Cadence has a PDUFA [Prescription Drug User Fee Act] date of November 4th for its drug Ofirmev. Investors are anticipating it will receive approval. Ofirmev (intravenous acetaminophen) is a new drug formulation in development for the treatment of acute pain and fever in adults and children. If approved, it would be the the only injectable non-opiod, non-NSAID pain product available in the U.S.
Ofirmed received a complete response letter from the FDA in 2010 and stated in the complete response letter that:
The FDA only indicated that deficiencies were observed during the FDA’s facility inspection of Cadence’s third party manufacturer, which was completed on Feb 5th, 2010. The FDA did not site any safety or efficacy issues, nor did it request any additional studies to be conducted prior to approval.
It is widely expected that the FDA will approve Ofirmev barring any setbacks with regards to the manufacturing facility.
What has happened in the past 3 months is that a large short position in CADX has been accrued. With 48 million shares in the float and 50 million outstanding, there is a short position of almost 10 million shares. That would be a little over 20% of the float.
Avanir (NASDAQ:AVNR), which received an FDA approval on Friday (Oct 30th), had 26% of its float shorted before a bear raid occurred in the final 90 minutes of trading action. This took AVNR shares down from $2.90 to a low of $1.31. The stock traded under $2.60 to close the day at $2.43. A few hours later Avanir's drug, Nuedexta, was approved for pseudobulbar affect and the stock traded at over $5 in after-hours trading.
The same thing happened with POZEN (NASDAQ:POZN), back in April, on the day of Pozen's PDUFA date, and also within a few hours left in the trading day. That stock traded over $11 when the market-makers dropped it under $5 that day as well. They then moved it back up to close it over $10 for the day. A lot of stop losses were triggered and short covering took place in both instances with POZN and AVNR.

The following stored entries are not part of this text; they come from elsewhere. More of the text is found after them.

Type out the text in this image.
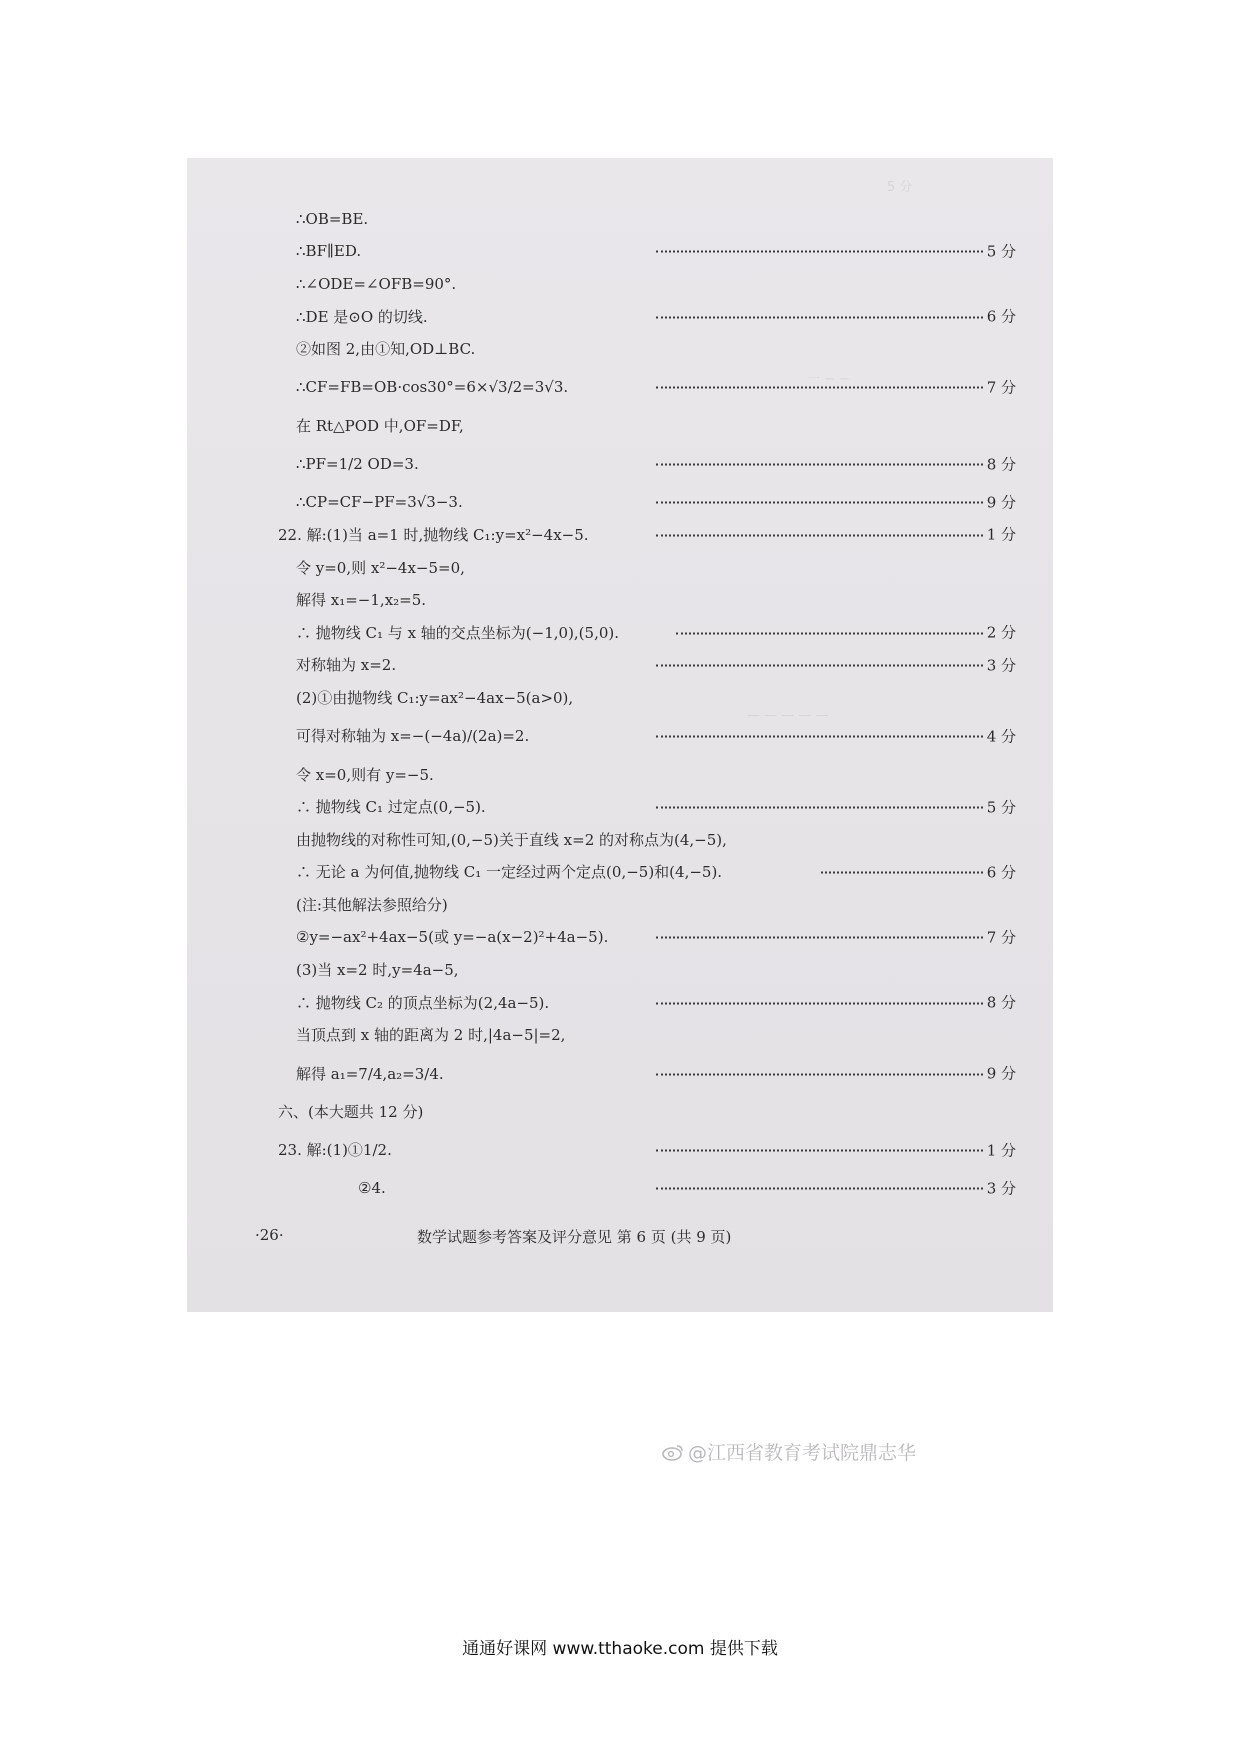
5 分
一 − −
— — — — —
@江西省教育考试院鼎志华
∴OB=BE.
∴BF∥ED.	5 分
∴∠ODE=∠OFB=90°.
∴DE 是⊙O 的切线.	6 分
②如图 2,由①知,OD⊥BC.
∴CF=FB=OB·cos30°=6×√3/2=3√3.	7 分
在 Rt△POD 中,OF=DF,
∴PF=1/2 OD=3.	8 分
∴CP=CF−PF=3√3−3.	9 分
22. 解:(1)当 a=1 时,抛物线 C₁:y=x²−4x−5.	1 分
令 y=0,则 x²−4x−5=0,
解得 x₁=−1,x₂=5.
∴ 抛物线 C₁ 与 x 轴的交点坐标为(−1,0),(5,0).	2 分
对称轴为 x=2.	3 分
(2)①由抛物线 C₁:y=ax²−4ax−5(a>0),
可得对称轴为 x=−(−4a)/(2a)=2.	4 分
令 x=0,则有 y=−5.
∴ 抛物线 C₁ 过定点(0,−5).	5 分
由抛物线的对称性可知,(0,−5)关于直线 x=2 的对称点为(4,−5),
∴ 无论 a 为何值,抛物线 C₁ 一定经过两个定点(0,−5)和(4,−5).	6 分
(注:其他解法参照给分)
②y=−ax²+4ax−5(或 y=−a(x−2)²+4a−5).	7 分
(3)当 x=2 时,y=4a−5,
∴ 抛物线 C₂ 的顶点坐标为(2,4a−5).	8 分
当顶点到 x 轴的距离为 2 时,|4a−5|=2,
解得 a₁=7/4,a₂=3/4.	9 分
六、(本大题共 12 分)
23. 解:(1)①1/2.	1 分
②4.	3 分
·26·	数学试题参考答案及评分意见 第 6 页 (共 9 页)
通通好课网 www.tthaoke.com 提供下载
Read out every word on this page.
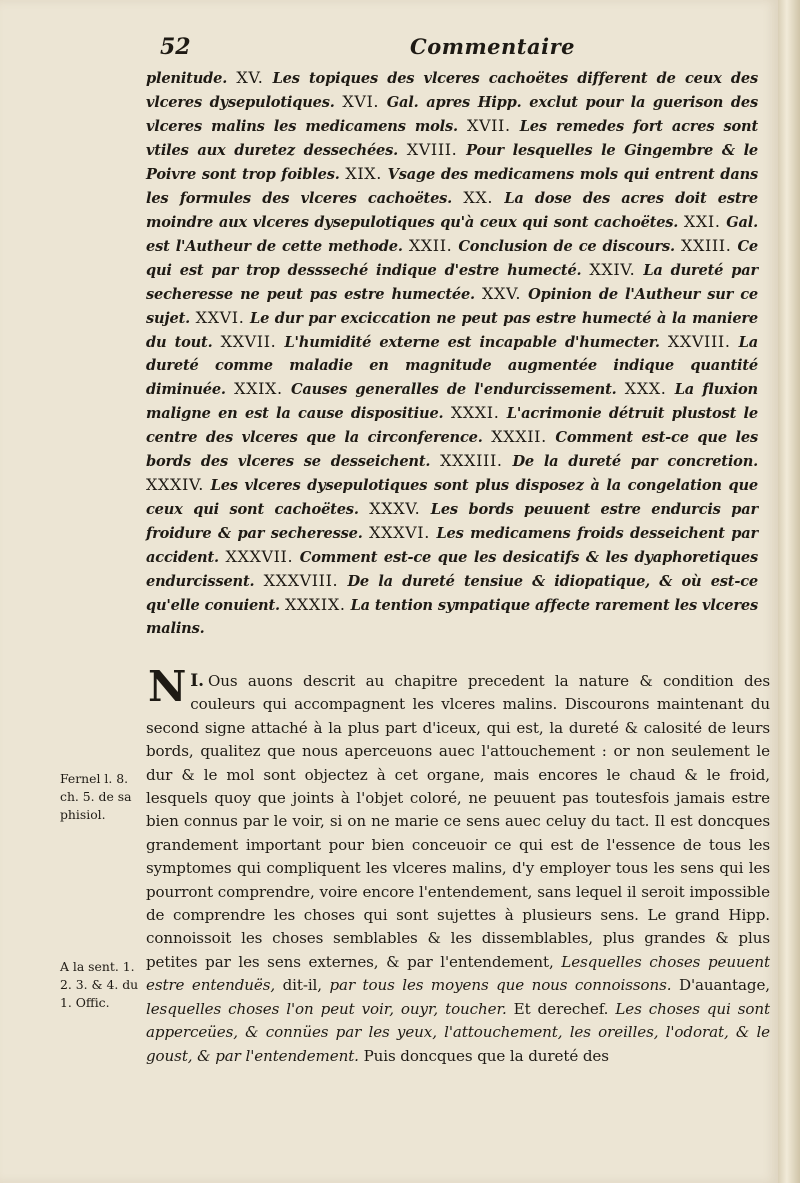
52	Commentaire
plenitude. XV. Les topiques des vlceres cachoëtes different de ceux des vlceres dysepulotiques. XVI. Gal. apres Hipp. exclut pour la guerison des vlceres malins les medicamens mols. XVII. Les remedes fort acres sont vtiles aux duretez dessechées. XVIII. Pour lesquelles le Gingembre & le Poivre sont trop foibles. XIX. Vsage des medicamens mols qui entrent dans les formules des vlceres cachoëtes. XX. La dose des acres doit estre moindre aux vlceres dysepulotiques qu'à ceux qui sont cachoëtes. XXI. Gal. est l'Autheur de cette methode. XXII. Conclusion de ce discours. XXIII. Ce qui est par trop dessseché indique d'estre humecté. XXIV. La dureté par secheresse ne peut pas estre humectée. XXV. Opinion de l'Autheur sur ce sujet. XXVI. Le dur par exciccation ne peut pas estre humecté à la maniere du tout. XXVII. L'humidité externe est incapable d'humecter. XXVIII. La dureté comme maladie en magnitude augmentée indique quantité diminuée. XXIX. Causes generalles de l'endurcissement. XXX. La fluxion maligne en est la cause dispositiue. XXXI. L'acrimonie détruit plustost le centre des vlceres que la circonference. XXXII. Comment est-ce que les bords des vlceres se desseichent. XXXIII. De la dureté par concretion. XXXIV. Les vlceres dysepulotiques sont plus disposez à la congelation que ceux qui sont cachoëtes. XXXV. Les bords peuuent estre endurcis par froidure & par secheresse. XXXVI. Les medicamens froids desseichent par accident. XXXVII. Comment est-ce que les desicatifs & les dyaphoretiques endurcissent. XXXVIII. De la dureté tensiue & idiopatique, & où est-ce qu'elle conuient. XXXIX. La tention sympatique affecte rarement les vlceres malins.
I.
N Ous auons descrit au chapitre precedent la nature & condition des couleurs qui accompagnent les vlceres malins. Discourons maintenant du second signe attaché à la plus part d'iceux, qui est, la dureté & calosité de leurs bords, qualitez que nous aperceuons auec l'attouchement : or non seulement le dur & le mol sont objectez à cet organe, mais encores le chaud & le froid, lesquels quoy que joints à l'objet coloré, ne peuuent pas toutesfois jamais estre bien connus par le voir, si on ne marie ce sens auec celuy du tact. Il est doncques grandement important pour bien conceuoir ce qui est de l'essence de tous les symptomes qui compliquent les vlceres malins, d'y employer tous les sens qui les pourront comprendre, voire encore l'entendement, sans lequel il seroit impossible de comprendre les choses qui sont sujettes à plusieurs sens. Le grand Hipp. connoissoit les choses semblables & les dissemblables, plus grandes & plus petites par les sens externes, & par l'entendement, Lesquelles choses peuuent estre entenduës, dit-il, par tous les moyens que nous connoissons. D'auantage, lesquelles choses l'on peut voir, ouyr, toucher. Et derechef. Les choses qui sont apperceües, & connües par les yeux, l'attouchement, les oreilles, l'odorat, & le goust, & par l'entendement. Puis doncques que la dureté des
Fernel l. 8. ch. 5. de sa phisiol.
A la sent. 1. 2. 3. & 4. du 1. Offic.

What investors need to look at is the potential that CADX could possibly be taken down similar to the other stocks I mentioned above because of its large short position going into the approval date. The short position has increased 2 million shares since July as it has moved higher into the decision date. The 10-day average volume has only been about 433,000 shares, so any significant volume (outside of a bear raid) could cause some short covering and cause the stock to appreciate in share price. Based on the short position it would take approximately 22 days to cover. The volatility could create good fortune for opportunistic investors who have potentially low bids in an effort to acquire some lower cost shares.
Click to enlarge:
In the remaining days until an approval decision is given, the price action in CADX will be of special interest to investors. In September, Wedbush Securities started coverage on CADX with an outperform rating and a $12 price target. Investors will be watching Cadence Pharmaceutical closely in the days to come as a decision either way is imminent. Thursday the 4th of November is fast approaching.